Making Revenue Focused Bets Like a VC
What’s the best way to run experimental campaigns in your company? With campaign experiments. anything is possible, but that’s partly why many companies are so risk-averse.
Guillaume Cabane, Co-Founder of HyperGrowth Partners, and Ben Labay, CEO of Speero by CXL, joined this session to discuss experimentation and why you should get more comfortable placing your bets. Guillaume’s an expert in helping B2B companies build winning campaign strategies. He lets us in on some of his success secrets in this video.
Learn how to deal with your experimental campaigns the right way, what metrics to track, and how to get comfortable with risk.
Here are some of the key takeaways:
⚡️ Key takeaways
Takeaway 1: The three types of experimentation
As Ben explains, there are three “flavors of experimentation” to familiarize yourself with. They are:
- Iterative optimization – This is a focus on margins. When you do crazy volumes, small changes can cumulate, and you can stack margins on top of each other.
- Net new functionality – This is when you’re moving to more of a ‘react’ framework. It’s a big part of experimentation where you don’t know what’s going to happen.

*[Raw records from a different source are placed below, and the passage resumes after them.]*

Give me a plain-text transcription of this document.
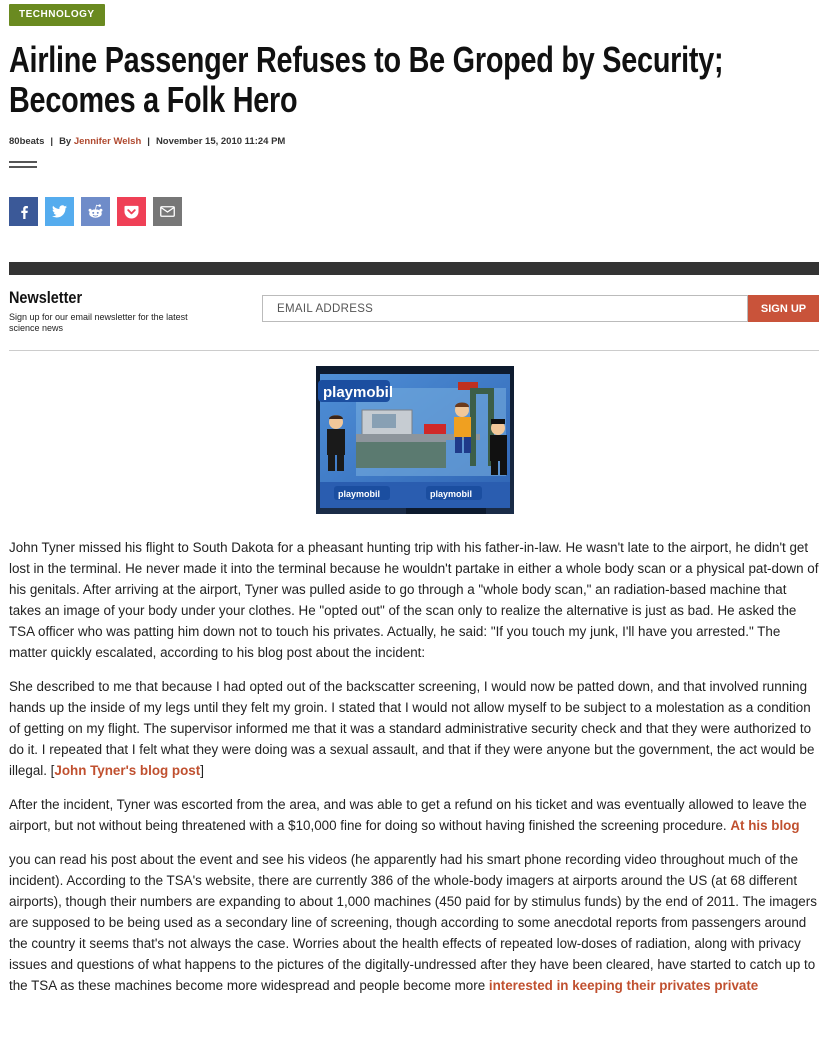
TECHNOLOGY
Airline Passenger Refuses to Be Groped by Security; Becomes a Folk Hero
80beats | By Jennifer Welsh | November 15, 2010 11:24 PM
Newsletter
Sign up for our email newsletter for the latest science news
EMAIL ADDRESS
SIGN UP
playmobil
playmobil	playmobil

John Tyner missed his flight to South Dakota for a pheasant hunting trip with his father-in-law. He wasn't late to the airport, he didn't get lost in the terminal. He never made it into the terminal because he wouldn't partake in either a whole body scan or a physical pat-down of his genitals. After arriving at the airport, Tyner was pulled aside to go through a "whole body scan," an radiation-based machine that takes an image of your body under your clothes. He "opted out" of the scan only to realize the alternative is just as bad. He asked the TSA officer who was patting him down not to touch his privates. Actually, he said: "If you touch my junk, I'll have you arrested." The matter quickly escalated, according to his blog post about the incident:

She described to me that because I had opted out of the backscatter screening, I would now be patted down, and that involved running hands up the inside of my legs until they felt my groin. I stated that I would not allow myself to be subject to a molestation as a condition of getting on my flight. The supervisor informed me that it was a standard administrative security check and that they were authorized to do it. I repeated that I felt what they were doing was a sexual assault, and that if they were anyone but the government, the act would be illegal. [John Tyner's blog post]

After the incident, Tyner was escorted from the area, and was able to get a refund on his ticket and was eventually allowed to leave the airport, but not without being threatened with a $10,000 fine for doing so without having finished the screening procedure. At his blog

you can read his post about the event and see his videos (he apparently had his smart phone recording video throughout much of the incident). According to the TSA's website, there are currently 386 of the whole-body imagers at airports around the US (at 68 different airports), though their numbers are expanding to about 1,000 machines (450 paid for by stimulus funds) by the end of 2011. The imagers are supposed to be being used as a secondary line of screening, though according to some anecdotal reports from passengers around the country it seems that's not always the case. Worries about the health effects of repeated low-doses of radiation, along with privacy issues and questions of what happens to the pictures of the digitally-undressed after they have been cleared, have started to catch up to the TSA as these machines become more widespread and people become more interested in keeping their privates private
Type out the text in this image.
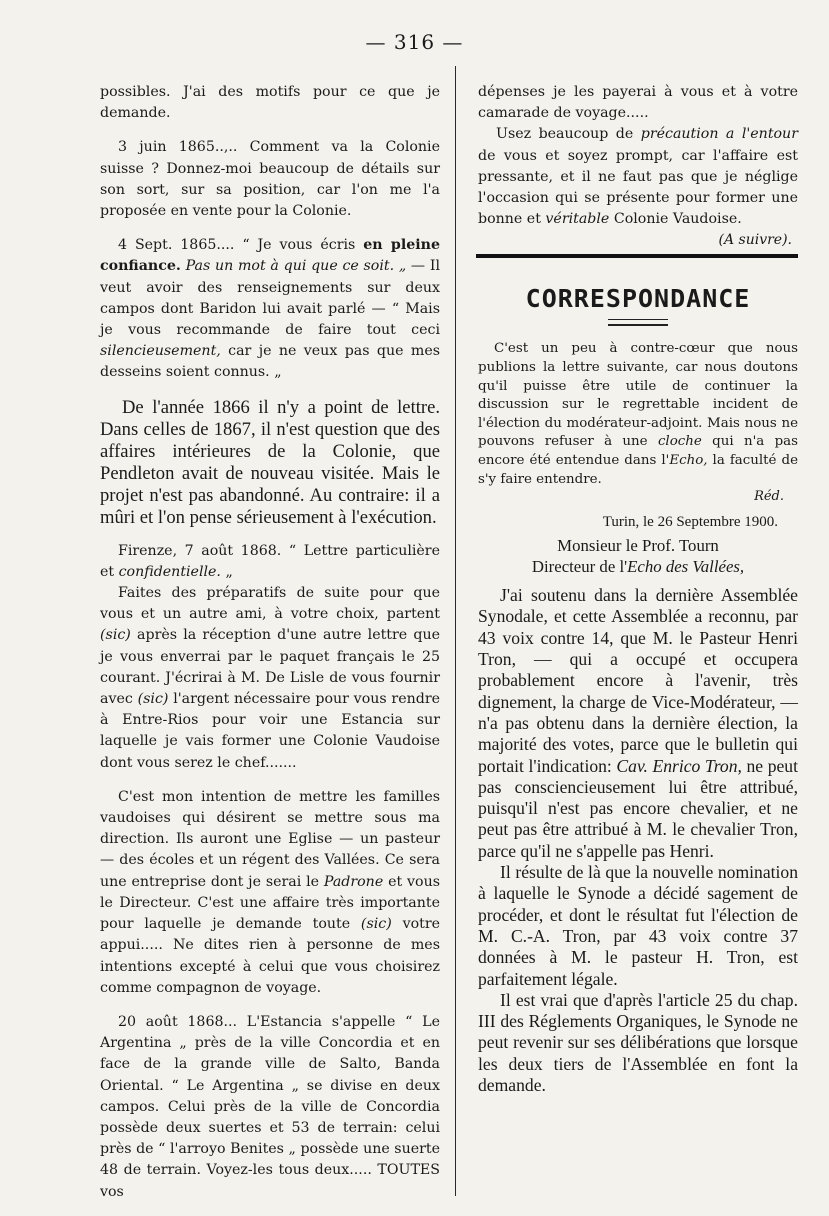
— 316 —

possibles. J'ai des motifs pour ce que je demande.

3 juin 1865..,.. Comment va la Colonie suisse ? Donnez-moi beaucoup de détails sur son sort, sur sa position, car l'on me l'a proposée en vente pour la Colonie.

4 Sept. 1865.... “ Je vous écris en pleine confiance. Pas un mot à qui que ce soit. „ — Il veut avoir des renseignements sur deux campos dont Baridon lui avait parlé — “ Mais je vous recommande de faire tout ceci silencieusement, car je ne veux pas que mes desseins soient connus. „

De l'année 1866 il n'y a point de lettre. Dans celles de 1867, il n'est question que des affaires intérieures de la Colonie, que Pendleton avait de nouveau visitée. Mais le projet n'est pas abandonné. Au contraire: il a mûri et l'on pense sérieusement à l'exécution.

Firenze, 7 août 1868. “ Lettre particulière et confidentielle. „

Faites des préparatifs de suite pour que vous et un autre ami, à votre choix, partent (sic) après la réception d'une autre lettre que je vous enverrai par le paquet français le 25 courant. J'écrirai à M. De Lisle de vous fournir avec (sic) l'argent nécessaire pour vous rendre à Entre-Rios pour voir une Estancia sur laquelle je vais former une Colonie Vaudoise dont vous serez le chef.......

C'est mon intention de mettre les familles vaudoises qui désirent se mettre sous ma direction. Ils auront une Eglise — un pasteur — des écoles et un régent des Vallées. Ce sera une entreprise dont je serai le Padrone et vous le Directeur. C'est une affaire très importante pour laquelle je demande toute (sic) votre appui..... Ne dites rien à personne de mes intentions excepté à celui que vous choisirez comme compagnon de voyage.

20 août 1868... L'Estancia s'appelle “ Le Argentina „ près de la ville Concordia et en face de la grande ville de Salto, Banda Oriental. “ Le Argentina „ se divise en deux campos. Celui près de la ville de Concordia possède deux suertes et 53 de terrain: celui près de “ l'arroyo Benites „ possède une suerte 48 de terrain. Voyez-les tous deux..... TOUTES vos

dépenses je les payerai à vous et à votre camarade de voyage.....

Usez beaucoup de précaution a l'entour de vous et soyez prompt, car l'affaire est pressante, et il ne faut pas que je néglige l'occasion qui se présente pour former une bonne et véritable Colonie Vaudoise.

(A suivre).
CORRESPONDANCE

C'est un peu à contre-cœur que nous publions la lettre suivante, car nous doutons qu'il puisse être utile de continuer la discussion sur le regrettable incident de l'élection du modérateur-adjoint. Mais nous ne pouvons refuser à une cloche qui n'a pas encore été entendue dans l'Echo, la faculté de s'y faire entendre.

Réd.
Turin, le 26 Septembre 1900.

Monsieur le Prof. Tourn

Directeur de l'Echo des Vallées,

J'ai soutenu dans la dernière Assemblée Synodale, et cette Assemblée a reconnu, par 43 voix contre 14, que M. le Pasteur Henri Tron, — qui a occupé et occupera probablement encore à l'avenir, très dignement, la charge de Vice-Modérateur, — n'a pas obtenu dans la dernière élection, la majorité des votes, parce que le bulletin qui portait l'indication: Cav. Enrico Tron, ne peut pas consciencieusement lui être attribué, puisqu'il n'est pas encore chevalier, et ne peut pas être attribué à M. le chevalier Tron, parce qu'il ne s'appelle pas Henri.

Il résulte de là que la nouvelle nomination à laquelle le Synode a décidé sagement de procéder, et dont le résultat fut l'élection de M. C.-A. Tron, par 43 voix contre 37 données à M. le pasteur H. Tron, est parfaitement légale.

Il est vrai que d'après l'article 25 du chap. III des Réglements Organiques, le Synode ne peut revenir sur ses délibérations que lorsque les deux tiers de l'Assemblée en font la demande.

- Disruptive experimentation – This is all about where to place risk and what the cost is of doing so.
Takeaway 2: Tackling risk aversion
If a team is experiencing campaign failure after campaign failure, where does it lead? Naturally, the company becomes risk-averse. It makes sense. No one wants to launch Experiment Number 4 after three big failures.
But risk aversion comes with its own problems. Guillaume’s solution is to have a separate team that is naturally risk-prone, where failing is part of the job. By failing, you can learn valuable lessons on what will work next, which brings you closer to growth in the long run.
Takeaway 3: Democratizing experimentation
While revenue is a key part of experimentation, there’s also a cultural side to it. It’s about the people as well, after all. One thing that Guillaume does is help to democratize experimentation across the board.
One way he does this is through a simple form that anyone in the company can enter ideas and projects into. The growth team can then clean those ideas up, sort through any duplicates, discuss, and prioritize them.